The Premium Plan covers everything above the free tier: clinic branding, group calls for up to 25 participants, multi-user management, intake and consent workflows, session history, reporting, Scribe, and advanced apps, priced per user per month billed annually. A free trial is available with no credit card required.
| Plan type | Q-Consultation | Doxy.me |
| Free tier/trial | Demo on request | Free plan — unlimited HIPAA video, BAA; individual providers |
| Entry-level | Custom quote | Premium Plan — per user/month, billed annually |
| Mid-tier | Custom quote | Not available |
| Enterprise | Custom quote | Custom quote via sales contact |
Pricing verified June 2026. Confirm current pricing directly with each vendor before making purchasing decisions.
Choose Doxy.me if you are a provider or smaller clinic that wants to see patients without building or configuring a platform first.
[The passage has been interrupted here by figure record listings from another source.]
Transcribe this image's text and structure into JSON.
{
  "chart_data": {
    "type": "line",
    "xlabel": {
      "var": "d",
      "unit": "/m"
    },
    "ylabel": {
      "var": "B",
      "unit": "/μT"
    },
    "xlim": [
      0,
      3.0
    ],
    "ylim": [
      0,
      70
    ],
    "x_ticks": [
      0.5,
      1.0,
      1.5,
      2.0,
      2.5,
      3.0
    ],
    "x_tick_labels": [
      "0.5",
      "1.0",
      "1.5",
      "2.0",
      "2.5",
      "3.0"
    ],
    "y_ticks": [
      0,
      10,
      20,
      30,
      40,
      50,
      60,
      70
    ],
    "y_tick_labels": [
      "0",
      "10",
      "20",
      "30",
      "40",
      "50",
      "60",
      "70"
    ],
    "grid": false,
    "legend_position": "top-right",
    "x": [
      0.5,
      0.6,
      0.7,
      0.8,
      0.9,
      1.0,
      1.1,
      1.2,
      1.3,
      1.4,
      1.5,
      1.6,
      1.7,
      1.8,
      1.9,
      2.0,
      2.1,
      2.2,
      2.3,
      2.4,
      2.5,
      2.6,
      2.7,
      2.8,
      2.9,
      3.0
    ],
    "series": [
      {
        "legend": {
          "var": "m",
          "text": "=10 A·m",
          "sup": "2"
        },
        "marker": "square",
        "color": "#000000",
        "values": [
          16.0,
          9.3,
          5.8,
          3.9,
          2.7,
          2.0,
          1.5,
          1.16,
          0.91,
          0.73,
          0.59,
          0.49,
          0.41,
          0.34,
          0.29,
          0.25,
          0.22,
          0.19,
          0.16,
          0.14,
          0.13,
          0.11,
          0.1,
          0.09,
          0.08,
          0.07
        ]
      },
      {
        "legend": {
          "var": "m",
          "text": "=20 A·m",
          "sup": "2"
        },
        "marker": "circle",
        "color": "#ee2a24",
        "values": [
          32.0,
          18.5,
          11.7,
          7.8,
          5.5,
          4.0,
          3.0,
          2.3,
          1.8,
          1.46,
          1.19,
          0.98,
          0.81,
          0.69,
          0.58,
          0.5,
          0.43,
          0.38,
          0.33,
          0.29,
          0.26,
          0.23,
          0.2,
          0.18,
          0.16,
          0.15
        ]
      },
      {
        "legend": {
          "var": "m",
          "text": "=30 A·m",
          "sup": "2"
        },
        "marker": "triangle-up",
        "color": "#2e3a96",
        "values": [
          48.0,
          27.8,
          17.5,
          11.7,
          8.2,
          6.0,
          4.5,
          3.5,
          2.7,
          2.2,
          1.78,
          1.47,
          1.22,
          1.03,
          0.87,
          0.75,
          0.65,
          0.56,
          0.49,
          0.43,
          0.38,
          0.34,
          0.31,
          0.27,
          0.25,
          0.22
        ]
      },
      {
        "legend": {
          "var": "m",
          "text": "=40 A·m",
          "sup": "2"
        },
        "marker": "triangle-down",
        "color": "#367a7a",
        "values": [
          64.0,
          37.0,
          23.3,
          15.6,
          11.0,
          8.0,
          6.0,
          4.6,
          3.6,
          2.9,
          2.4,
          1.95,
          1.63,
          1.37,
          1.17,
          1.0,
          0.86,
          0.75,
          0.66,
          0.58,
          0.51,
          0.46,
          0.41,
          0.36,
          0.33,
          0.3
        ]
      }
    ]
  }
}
The permanent room link, browser-first patient access, and free HIPAA-compliant tier with BAA included make it genuinely easy to start — and the session tool depth, particularly for behavioral health, outpatient mental health, and therapy-adjacent specialties, makes it genuinely capable once you do. EMDR support, CBT exercises, an on-demand interpreter, and Medicare ABN teleconsent are not features that ended up in Doxy.me by accident. They reflect a platform that has paid close attention to what clinicians actually need inside the consultation room. For a provider whose patients need simplicity and whose practice needs minimal overhead, Doxy.me is built for that.
Choose Q-Consultation if telehealth is becoming a larger part of how your organization delivers care — not just a video room patients enter for appointments, but a workflow that includes intake, scheduling, AI-assisted documentation, clinical coding, and patient engagement across the full encounter. Full white-label capability with a custom domain, an AI layer that begins before the provider joins and extends through post-visit ICD-10 coding, three infrastructure tiers including on-premises deployment, and API-based EHR integration make it the right fit for provider organizations that want telehealth to fit into a broader care experience rather than operate as a standalone video tool. That applies whether you are a growing clinic building a patient-facing brand, a digital health company building a product, or a health system deploying at scale. Q-Consultation requires more upfront configuration and a sales conversation before pricing is visible — for organizations that want telehealth to do more than conduct a video visit, that investment makes sense.